Un grande sforzo teorico e pratico deve essere investito per vagliare attentamente il materiale a nostra disposizione, analizzare tutte queste opzioni a condizione però di ripensare all'anarchismo. Forse questa è veramente l'ultima chance che ci viene data per poter gettare le basi per una società libertaria e dovremo porci anche delle domande del tipo: cosa possiamo decentralizzare? !Tutto! O alcune cose rimarrebbero inevitabilmente centralizzate, e quali? E chi dovrebbe gestirle? E' sufficiente l'idea federalista per risolvere i problemi che oltrepassano il territorio comunale? O esistono alcune lacune che non sono state prese in considerazione...

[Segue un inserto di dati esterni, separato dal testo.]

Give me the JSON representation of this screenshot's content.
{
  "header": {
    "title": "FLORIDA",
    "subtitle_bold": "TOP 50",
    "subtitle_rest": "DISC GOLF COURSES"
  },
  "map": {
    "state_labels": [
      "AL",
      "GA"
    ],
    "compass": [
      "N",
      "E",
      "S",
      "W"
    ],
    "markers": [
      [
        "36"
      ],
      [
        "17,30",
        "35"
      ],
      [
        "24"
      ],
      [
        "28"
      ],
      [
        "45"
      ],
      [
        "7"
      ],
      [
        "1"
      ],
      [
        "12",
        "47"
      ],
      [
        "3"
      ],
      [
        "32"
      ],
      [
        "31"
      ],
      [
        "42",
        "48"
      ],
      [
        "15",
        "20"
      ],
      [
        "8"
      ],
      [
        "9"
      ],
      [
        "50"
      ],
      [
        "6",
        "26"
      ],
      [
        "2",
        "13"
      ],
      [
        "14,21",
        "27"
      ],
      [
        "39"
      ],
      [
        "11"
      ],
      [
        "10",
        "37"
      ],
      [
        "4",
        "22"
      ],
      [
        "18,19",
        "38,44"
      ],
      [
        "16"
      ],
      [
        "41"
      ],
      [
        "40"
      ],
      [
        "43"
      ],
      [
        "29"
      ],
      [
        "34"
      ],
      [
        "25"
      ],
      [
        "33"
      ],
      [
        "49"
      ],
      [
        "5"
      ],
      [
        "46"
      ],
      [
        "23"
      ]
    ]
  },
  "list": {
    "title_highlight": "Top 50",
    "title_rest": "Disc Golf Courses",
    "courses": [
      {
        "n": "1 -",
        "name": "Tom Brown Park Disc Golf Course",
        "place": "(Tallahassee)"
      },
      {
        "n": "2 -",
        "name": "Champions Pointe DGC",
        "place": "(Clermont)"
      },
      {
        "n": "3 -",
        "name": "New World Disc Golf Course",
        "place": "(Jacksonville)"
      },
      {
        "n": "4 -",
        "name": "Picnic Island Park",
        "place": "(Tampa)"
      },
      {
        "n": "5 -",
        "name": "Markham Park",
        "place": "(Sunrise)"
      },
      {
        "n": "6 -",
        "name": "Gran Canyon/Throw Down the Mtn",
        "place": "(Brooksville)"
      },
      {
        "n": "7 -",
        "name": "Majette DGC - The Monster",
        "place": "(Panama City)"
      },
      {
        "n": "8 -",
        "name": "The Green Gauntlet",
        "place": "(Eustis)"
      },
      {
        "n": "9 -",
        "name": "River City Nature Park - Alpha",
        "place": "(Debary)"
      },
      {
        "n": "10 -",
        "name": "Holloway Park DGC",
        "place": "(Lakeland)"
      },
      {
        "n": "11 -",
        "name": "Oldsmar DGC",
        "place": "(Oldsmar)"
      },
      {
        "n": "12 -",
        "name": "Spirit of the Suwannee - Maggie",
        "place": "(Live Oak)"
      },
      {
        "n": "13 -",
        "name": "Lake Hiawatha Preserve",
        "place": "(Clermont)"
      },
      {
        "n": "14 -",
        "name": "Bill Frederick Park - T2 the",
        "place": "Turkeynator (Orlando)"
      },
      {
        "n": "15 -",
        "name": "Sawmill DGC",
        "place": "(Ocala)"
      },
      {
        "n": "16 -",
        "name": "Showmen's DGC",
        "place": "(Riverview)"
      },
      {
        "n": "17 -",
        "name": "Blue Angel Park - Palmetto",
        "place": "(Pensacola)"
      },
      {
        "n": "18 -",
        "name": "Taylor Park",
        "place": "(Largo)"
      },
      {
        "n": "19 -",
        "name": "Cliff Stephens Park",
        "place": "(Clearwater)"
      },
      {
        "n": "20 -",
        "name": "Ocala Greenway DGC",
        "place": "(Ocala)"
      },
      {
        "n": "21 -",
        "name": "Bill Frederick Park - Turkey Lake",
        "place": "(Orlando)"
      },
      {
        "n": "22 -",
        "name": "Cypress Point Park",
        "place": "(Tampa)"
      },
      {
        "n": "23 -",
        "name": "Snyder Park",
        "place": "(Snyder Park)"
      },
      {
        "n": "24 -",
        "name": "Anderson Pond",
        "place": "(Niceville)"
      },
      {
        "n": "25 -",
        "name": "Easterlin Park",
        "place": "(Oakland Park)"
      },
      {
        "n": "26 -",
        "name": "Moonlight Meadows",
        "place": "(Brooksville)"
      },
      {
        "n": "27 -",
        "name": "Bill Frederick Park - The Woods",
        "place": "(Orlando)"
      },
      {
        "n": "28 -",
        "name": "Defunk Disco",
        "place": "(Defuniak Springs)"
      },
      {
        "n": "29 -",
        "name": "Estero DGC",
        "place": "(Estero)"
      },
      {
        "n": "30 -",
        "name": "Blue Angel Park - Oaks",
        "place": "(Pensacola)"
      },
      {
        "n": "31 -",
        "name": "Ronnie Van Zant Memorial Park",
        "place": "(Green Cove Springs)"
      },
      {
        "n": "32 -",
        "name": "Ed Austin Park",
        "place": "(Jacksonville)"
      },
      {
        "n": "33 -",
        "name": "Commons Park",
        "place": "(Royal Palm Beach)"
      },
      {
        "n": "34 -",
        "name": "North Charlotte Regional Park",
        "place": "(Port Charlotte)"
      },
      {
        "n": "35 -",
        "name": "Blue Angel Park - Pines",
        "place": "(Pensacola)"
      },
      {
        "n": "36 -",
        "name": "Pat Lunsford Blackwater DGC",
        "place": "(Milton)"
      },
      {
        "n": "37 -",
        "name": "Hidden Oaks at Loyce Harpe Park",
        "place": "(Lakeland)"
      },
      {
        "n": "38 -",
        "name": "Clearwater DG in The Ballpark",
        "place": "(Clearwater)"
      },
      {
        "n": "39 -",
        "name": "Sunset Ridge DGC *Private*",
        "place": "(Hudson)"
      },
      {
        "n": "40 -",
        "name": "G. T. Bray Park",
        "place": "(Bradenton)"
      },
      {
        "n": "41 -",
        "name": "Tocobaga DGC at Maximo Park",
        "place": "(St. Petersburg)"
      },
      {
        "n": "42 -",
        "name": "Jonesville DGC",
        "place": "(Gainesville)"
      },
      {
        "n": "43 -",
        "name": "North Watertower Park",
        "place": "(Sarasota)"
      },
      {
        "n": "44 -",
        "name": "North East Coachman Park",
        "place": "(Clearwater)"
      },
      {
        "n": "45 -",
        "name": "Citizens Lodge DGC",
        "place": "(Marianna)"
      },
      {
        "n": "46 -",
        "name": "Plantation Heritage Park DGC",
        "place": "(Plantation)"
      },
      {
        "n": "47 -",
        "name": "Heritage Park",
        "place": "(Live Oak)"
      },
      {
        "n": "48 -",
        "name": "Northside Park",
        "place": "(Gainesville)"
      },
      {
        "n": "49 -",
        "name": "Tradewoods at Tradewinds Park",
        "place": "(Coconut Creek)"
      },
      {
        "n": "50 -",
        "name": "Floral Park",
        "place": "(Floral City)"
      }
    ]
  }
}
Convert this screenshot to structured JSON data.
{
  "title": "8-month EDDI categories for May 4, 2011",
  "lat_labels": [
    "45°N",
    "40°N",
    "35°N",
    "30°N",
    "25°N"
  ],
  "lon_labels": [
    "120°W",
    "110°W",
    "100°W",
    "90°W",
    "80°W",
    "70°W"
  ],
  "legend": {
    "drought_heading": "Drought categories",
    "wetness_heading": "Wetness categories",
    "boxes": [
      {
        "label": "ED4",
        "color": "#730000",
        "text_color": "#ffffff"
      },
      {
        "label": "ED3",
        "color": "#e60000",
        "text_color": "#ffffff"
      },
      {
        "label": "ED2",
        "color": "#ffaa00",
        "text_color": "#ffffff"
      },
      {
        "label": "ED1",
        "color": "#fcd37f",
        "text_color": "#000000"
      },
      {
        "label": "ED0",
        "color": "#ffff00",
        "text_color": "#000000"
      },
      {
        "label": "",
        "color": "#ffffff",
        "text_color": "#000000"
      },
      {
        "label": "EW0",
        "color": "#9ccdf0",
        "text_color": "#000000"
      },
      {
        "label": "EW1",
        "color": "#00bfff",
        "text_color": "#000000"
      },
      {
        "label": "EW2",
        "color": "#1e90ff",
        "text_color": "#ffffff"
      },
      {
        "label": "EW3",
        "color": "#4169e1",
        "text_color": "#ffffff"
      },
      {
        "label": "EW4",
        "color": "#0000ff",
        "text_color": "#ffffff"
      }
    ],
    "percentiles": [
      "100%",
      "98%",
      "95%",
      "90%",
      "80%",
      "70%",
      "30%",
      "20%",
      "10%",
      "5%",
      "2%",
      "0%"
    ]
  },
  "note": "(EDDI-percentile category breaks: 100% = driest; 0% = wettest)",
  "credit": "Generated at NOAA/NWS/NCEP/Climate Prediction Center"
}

Un'altra metà del lavoro deve essere fatta per poter creare gli strumenti che sul piano decisionale possono invertire la situazione attuale; cioè come passare dall'eteronomia all'autonomia (il modello di T. Gibson ci può aiutare?). Anche se noi avessimo attuato una politica di tipo municipalista e magari oggi la base delle leghe fosse dalla nostra parte, è molto probabile che sarebbe rimasto immutato quell'apporto attivo che noi richiediamo. Nel migliore dei casi la partecipazione comunitaria, che è il nocciolo della tesi municipalista, si sarebbe ridotta al semplice voto comunale. Inoltre le difficoltà dei nuovi movimenti sociali a rapportarsi al locale allo specifico ha diverse spiegazioni.
Come scrive A. Tosi "Tra i fattori decisivi va citata, per il nostro paese, la sostanziale estraneità della tradizione autogestionaria alla cultura di sinistra e ai movimenti sociali che hanno in genere condiviso i presupposti centralistici e unitari della tradizione amministrativa". (Il territorio dell'abitare).
E allora diffondiamo il germe dell'autogestione. Perché la rivista non pubblica o ripubblica dei saggi o articoli sull'autogestione? Ci sarebbero molte altre cose che viaggiano disordinatamente nella mia mente ma per ora penso che basti.
Scusatemi per le citazioni e i rimandi.